Sunday, May 27, 2007

who needs school?

School's out for summer, that is, for some kids. We do our version of unschool every day and don't recognize summer vacation as anything different. So the other day, my kids were playing with the neighbor's grandkids. Lovely boys, I knew their father when I was a kid. They are a few years older than my oldest kid, and have always played really nice with the girls, even littlest one. Anyway, one of them was talking about school, asked where J goes to school. I told him she doesn't go to school, that she's homeschooled instead. He proceeded to tell me very seriously that she *needs* to go to school. I asked him why (I'm not above debating with a child, if that's the only person who cares to start with me). So the washing machine stopped and I had to grab the laundry and put it on the line, so the debate ended with me saying "she does go to school, she just does it at home."
As I was hanging the wash on the line, the children somehow packed themselves (both of my girls, plus the triplet boys) in our rather small sandbox, which is right beside my clothesline.

Same boy started to tell my kids what he feels are the most important things he is learning in school... He told them to never trust strangers, that you should always trust your family, your parents and your grandparents, your aunts and uncles, and your cousins, but you should never trust any strangers ever. I let him get his shpiel out before I disagreed. I said "that's not always true! You should always listen to your heart to tell you who you should trust or not." Didn't want to get into how most every single person I know who was victimized as a child, the perpetrator was a family member or close family friend, so I said, "how are you ever going to make new friends if you never trust strangers?" He said, "but they might hurt you. They might kill you!!" I said, "but they might not. They might be wonderful people and you'd never know it because you don't trust them." He started repeating what he has already said, verbatim, like it's been drilled into his head that way. I said "I don't believe that and I don't want my children thinking it is true." J stepped in at that point and said, "It's okay, Mama, I know not to believe it." end of conversation.

The next most important thing he learned in school is to never use bad words, said that makes you a bad person. Okay, you who know me can picture my eyes buggin out of my head at this point. I simply said you aren't a bad person if you aren't hurting anyone, it's just words. He repeated the pre-packaged shpiel verbatim, then added, "but it's okay sometimes like when your Mommy gets really upset with you,,, and boys cuss a lot, too." I turned around at that point, couldn't contain myself any longer and said, "I cuss a lot, too." Everyone got very quiet. I hung another pair of jeans on the line before I added, "I'm just real careful not to cuss around people who don't like to hear those words. Some people get really upset about it when you cuss." Brother said "Yeah, like teachers." We all agreed that one should never ever use cuss words around teachers, it makes them go crazy. LOL

This, at least from these particular children's perspectives (I believe they attend one of the better local christian schools), are the important things they are learning in school and why my kids should go. hmmm... Of course, academically, J is right about the same level they are and they have been in school for several years now while she is officially just finishing kindergarten, but that's not what matters.

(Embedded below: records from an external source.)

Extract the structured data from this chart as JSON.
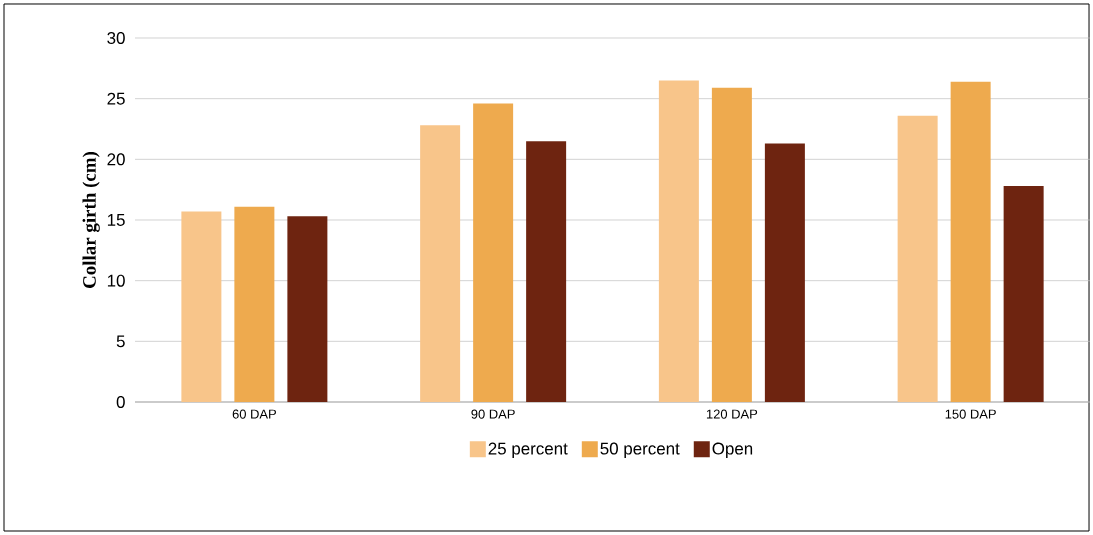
{
  "chart_data": {
    "type": "bar",
    "ylabel": "Collar girth (cm)",
    "categories": [
      "60 DAP",
      "90 DAP",
      "120 DAP",
      "150 DAP"
    ],
    "series": [
      {
        "name": "25 percent",
        "color": "#f8c58a",
        "values": [
          15.7,
          22.8,
          26.5,
          23.6
        ]
      },
      {
        "name": "50 percent",
        "color": "#eeaa4e",
        "values": [
          16.1,
          24.6,
          25.9,
          26.4
        ]
      },
      {
        "name": "Open",
        "color": "#6e2410",
        "values": [
          15.3,
          21.5,
          21.3,
          17.8
        ]
      }
    ],
    "ylim": [
      0,
      30
    ],
    "yticks": [
      0,
      5,
      10,
      15,
      20,
      25,
      30
    ],
    "grid": "y",
    "legend": "bottom"
  }
}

What really matters is that you behave a certain way, otherwise you are a bad person. What really matters is that you never trust people you don't know. EEEK!

3 comments:

Professional Mom said...

If you're not in control of your child's education, then you never really know who is and what they are teaching.

Keep pushing those buttons; I know I do. http://thatweirdfamily.blogspot.com/

stacy said...

it's not about control, it's about freedom... it's about allowing my children the autonomy they deserve.

stacy said...

my children are in control of their own education, not I, and certainly not anyone else.